As I mentioned earlier, I'm at FCW Events' CIO Summit and the whole story about VA's stolen data was quite the buzz, needless to say. And they say that timing is everything, so it was perfect that there was a session today titled "Identity Management: New challenges for managing access and securing staff." The panel featured Rob Brandewie, director of the Defense Manpower Data Center, and Rich Guida, director of information security for Johnson and Johnson and a former fed who served as chairman of the Federal Public Key Infrastructure Steering Committee.
Both of them spoke of the difficulties of securing data these days because it is potentially so mobile.
I didn't ask them to comment on this case specifically because they don't know the specifics.

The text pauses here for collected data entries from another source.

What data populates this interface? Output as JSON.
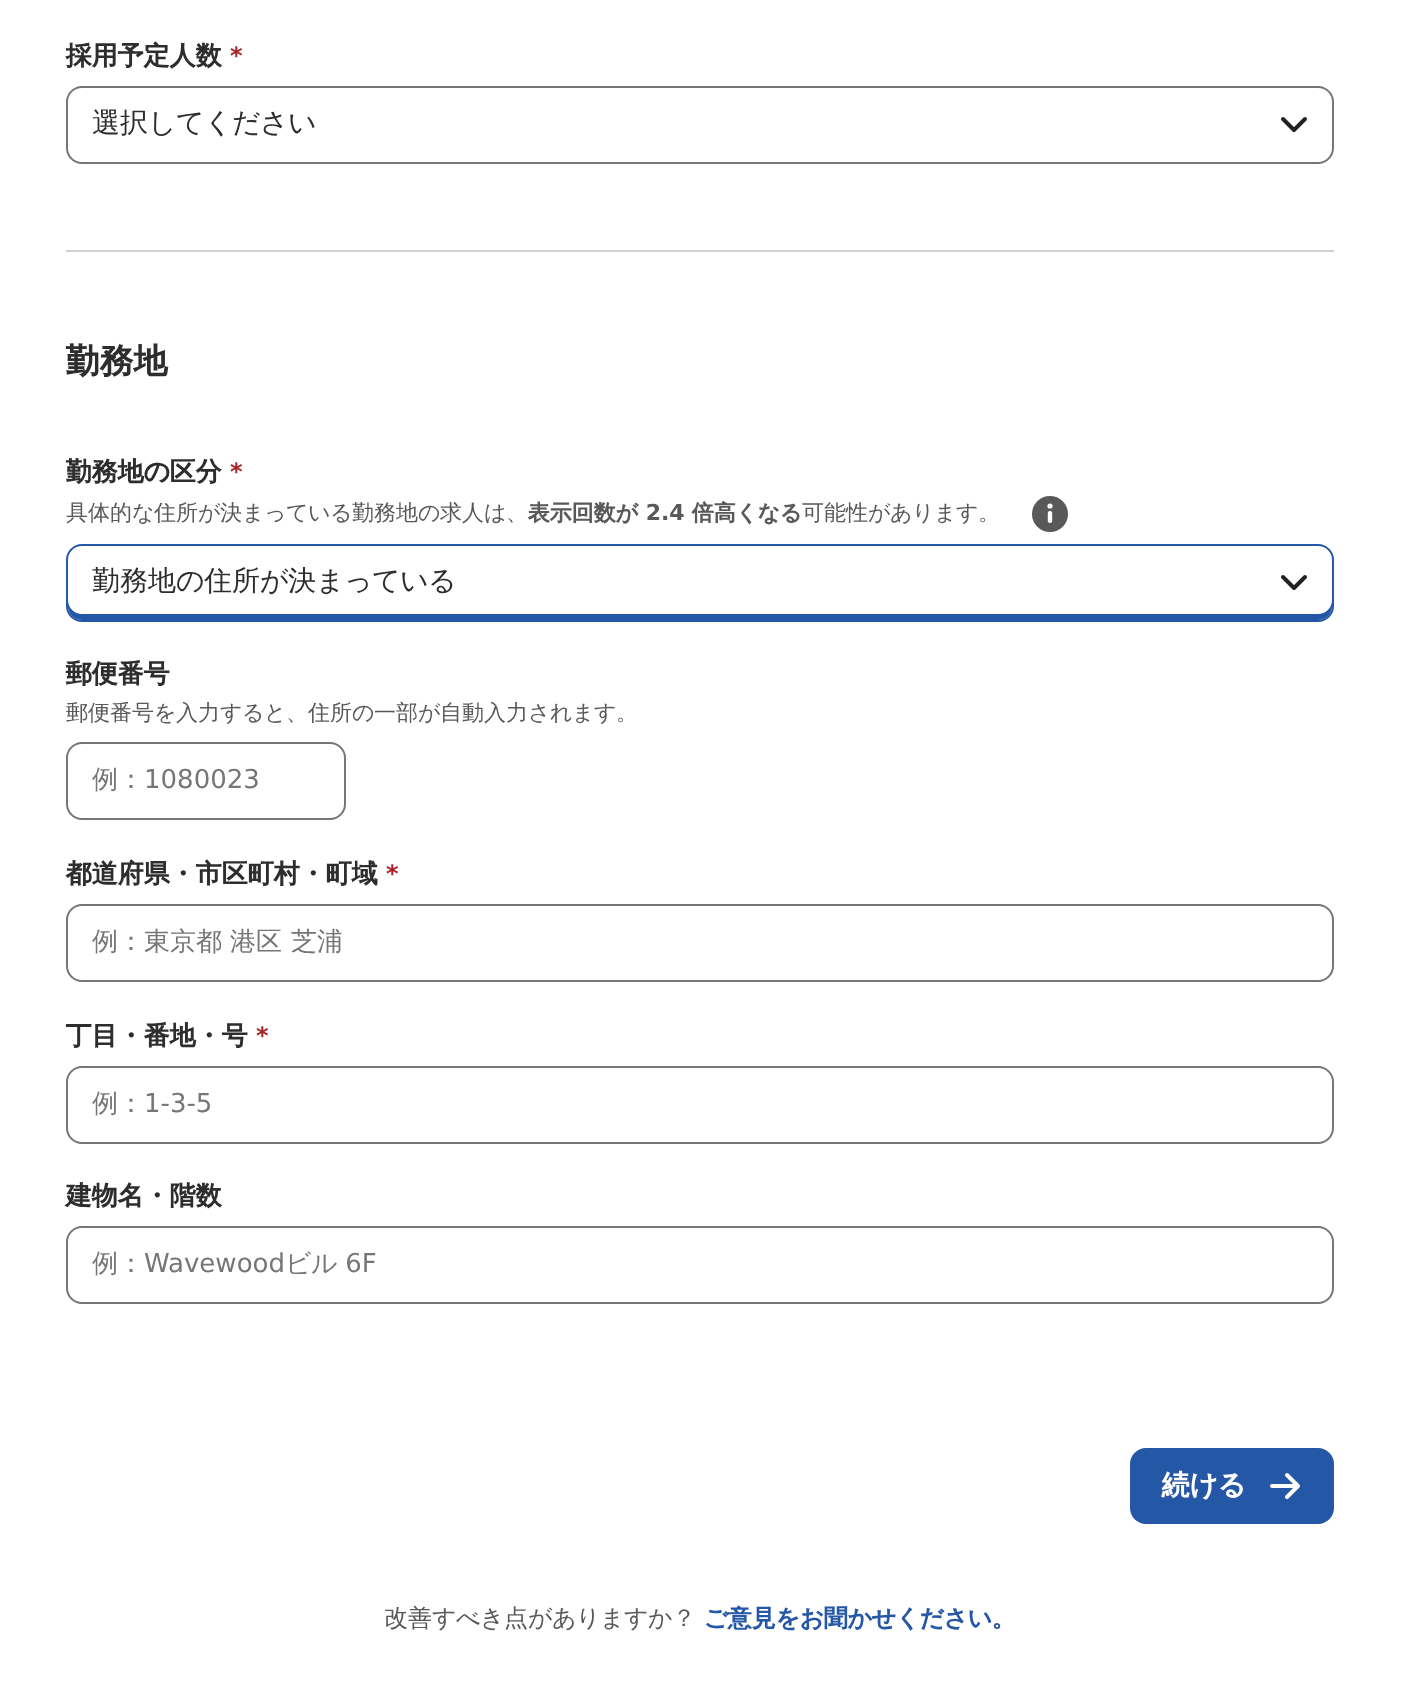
{
  "required_mark": "*",
  "sections": [
    {
      "fields": [
        {
          "kind": "select",
          "label": "採用予定人数",
          "required": true,
          "value": "選択してください",
          "focused": false
        }
      ]
    },
    {
      "heading": "勤務地",
      "fields": [
        {
          "kind": "select",
          "label": "勤務地の区分",
          "required": true,
          "hint": "具体的な住所が決まっている勤務地の求人は、**表示回数が 2.4 倍高くなる**可能性があります。",
          "info": true,
          "value": "勤務地の住所が決まっている",
          "focused": true
        },
        {
          "kind": "short_text",
          "label": "郵便番号",
          "required": false,
          "hint": "郵便番号を入力すると、住所の一部が自動入力されます。",
          "placeholder": "例：1080023"
        },
        {
          "kind": "text",
          "label": "都道府県・市区町村・町域",
          "required": true,
          "placeholder": "例：東京都 港区 芝浦"
        },
        {
          "kind": "text",
          "label": "丁目・番地・号",
          "required": true,
          "placeholder": "例：1-3-5"
        },
        {
          "kind": "text",
          "label": "建物名・階数",
          "required": false,
          "placeholder": "例：Wavewoodビル 6F"
        }
      ]
    }
  ],
  "continue_button": "続ける",
  "feedback": {
    "question": "改善すべき点がありますか？",
    "link": "ご意見をお聞かせください。"
  }
}
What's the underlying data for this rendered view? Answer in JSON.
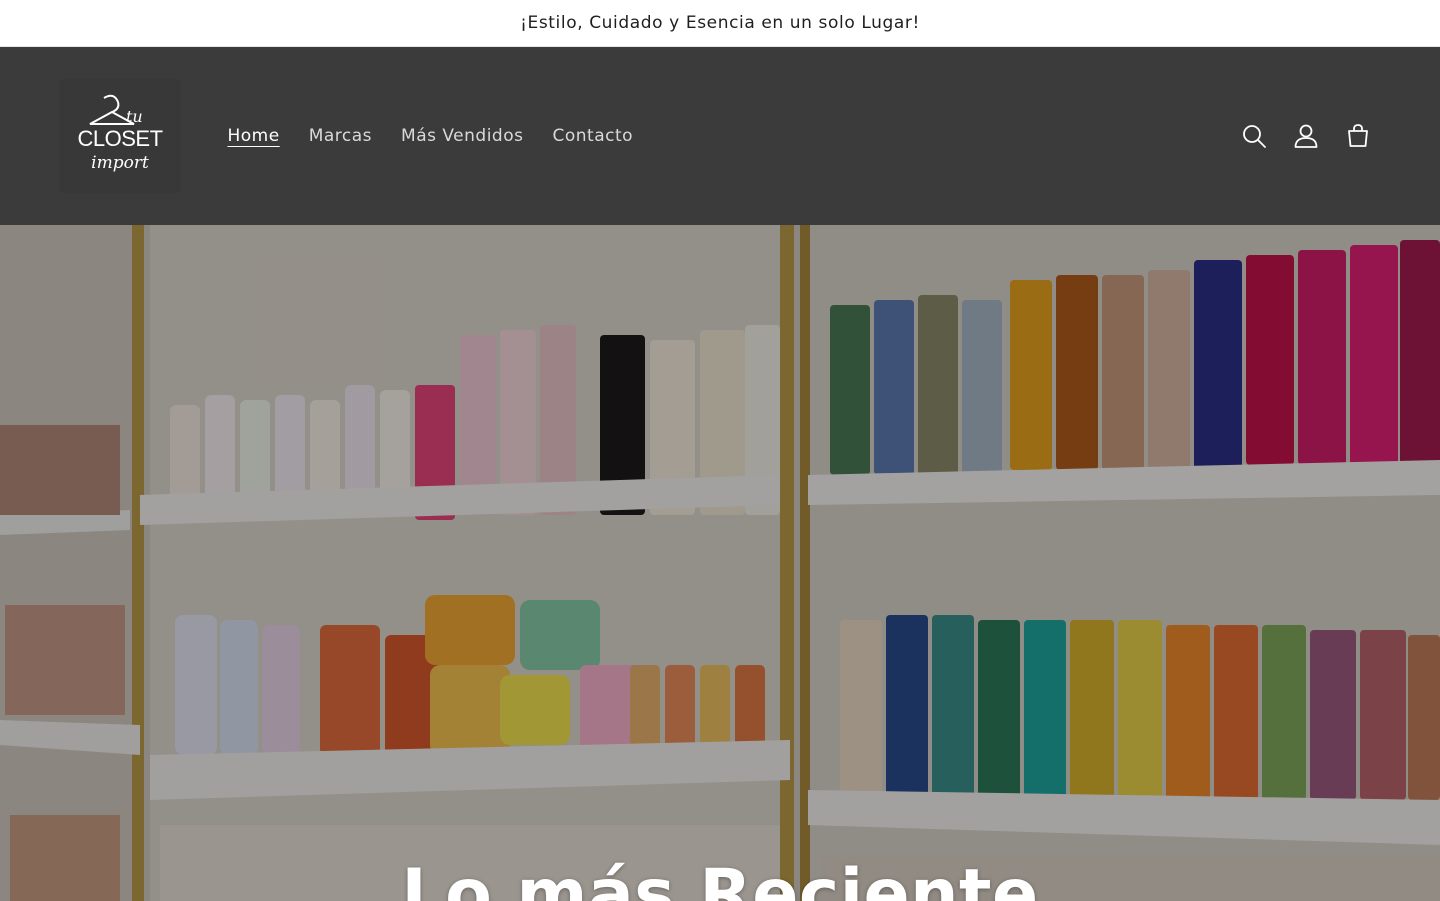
{
  "announcement": {
    "text": "¡Estilo, Cuidado y Esencia en un solo Lugar!"
  },
  "header": {
    "logo": {
      "line1": "tu",
      "line2": "CLOSET",
      "line3": "import"
    },
    "nav": [
      {
        "label": "Home",
        "active": true
      },
      {
        "label": "Marcas"
      },
      {
        "label": "Más Vendidos"
      },
      {
        "label": "Contacto"
      }
    ],
    "icons": [
      "search-icon",
      "account-icon",
      "cart-icon"
    ]
  },
  "hero": {
    "title": "Lo más Reciente"
  },
  "colors": {
    "header_bg": "#3b3b3b",
    "announcement_bg": "#ffffff",
    "shelf_frame": "#b99a4a"
  }
}
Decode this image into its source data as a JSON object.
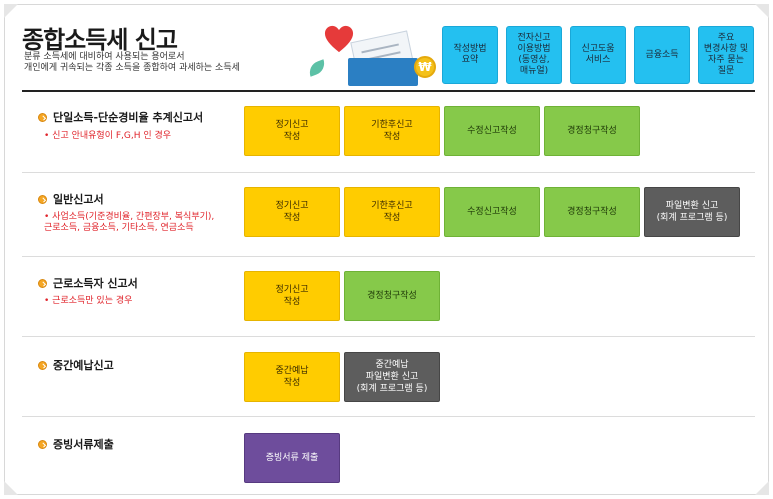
{
  "header": {
    "title": "종합소득세 신고",
    "desc_line1": "분류 소득세에 대비하여 사용되는 용어로서",
    "desc_line2": "개인에게 귀속되는 각종 소득을 종합하여 과세하는 소득세",
    "illustration_coin": "₩"
  },
  "top_buttons": [
    {
      "label": "작성방법\n요약"
    },
    {
      "label": "전자신고\n이용방법\n(동영상,\n매뉴얼)"
    },
    {
      "label": "신고도움\n서비스"
    },
    {
      "label": "금융소득"
    },
    {
      "label": "주요\n변경사항 및\n자주 묻는\n질문"
    }
  ],
  "sections": [
    {
      "title": "단일소득-단순경비율 추계신고서",
      "note": "• 신고 안내유형이 F,G,H 인 경우",
      "buttons": [
        {
          "label": "정기신고\n작성",
          "color": "#ffcc00"
        },
        {
          "label": "기한후신고\n작성",
          "color": "#ffcc00"
        },
        {
          "label": "수정신고작성",
          "color": "#86c94a"
        },
        {
          "label": "경정청구작성",
          "color": "#86c94a"
        }
      ]
    },
    {
      "title": "일반신고서",
      "note": "• 사업소득(기준경비율, 간편장부, 복식부기),\n근로소득, 금융소득, 기타소득, 연금소득",
      "buttons": [
        {
          "label": "정기신고\n작성",
          "color": "#ffcc00"
        },
        {
          "label": "기한후신고\n작성",
          "color": "#ffcc00"
        },
        {
          "label": "수정신고작성",
          "color": "#86c94a"
        },
        {
          "label": "경정청구작성",
          "color": "#86c94a"
        },
        {
          "label": "파일변환 신고\n(회계 프로그램 등)",
          "color": "#5d5d5d"
        }
      ]
    },
    {
      "title": "근로소득자 신고서",
      "note": "• 근로소득만 있는 경우",
      "buttons": [
        {
          "label": "정기신고\n작성",
          "color": "#ffcc00"
        },
        {
          "label": "경정청구작성",
          "color": "#86c94a"
        }
      ]
    },
    {
      "title": "중간예납신고",
      "note": "",
      "buttons": [
        {
          "label": "중간예납\n작성",
          "color": "#ffcc00"
        },
        {
          "label": "중간예납\n파일변환 신고\n(회계 프로그램 등)",
          "color": "#5d5d5d"
        }
      ]
    },
    {
      "title": "증빙서류제출",
      "note": "",
      "buttons": [
        {
          "label": "증빙서류 제출",
          "color": "#6e4d9c"
        }
      ]
    }
  ]
}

But I did ask them about securing data.
As far as I understand the VA situation, it isn't even that the laptop was stolen. It was, of course, but the data was on some kind of mobile device.
Here is what the NYT reported this morning:
A Congressional aide briefed on the matter, granted anonymity because he was not authorized to speak publicly about it, said the information was on disks. Secretary Nicholson, speaking at the same news conference as Attorney General Gonzales, said the worker had taken the data home to work on a department project. Mr. Nicholson described the worker, who has not been identified, as a longtime employee of the agency. He lives in suburban Maryland, a law enforcement official said.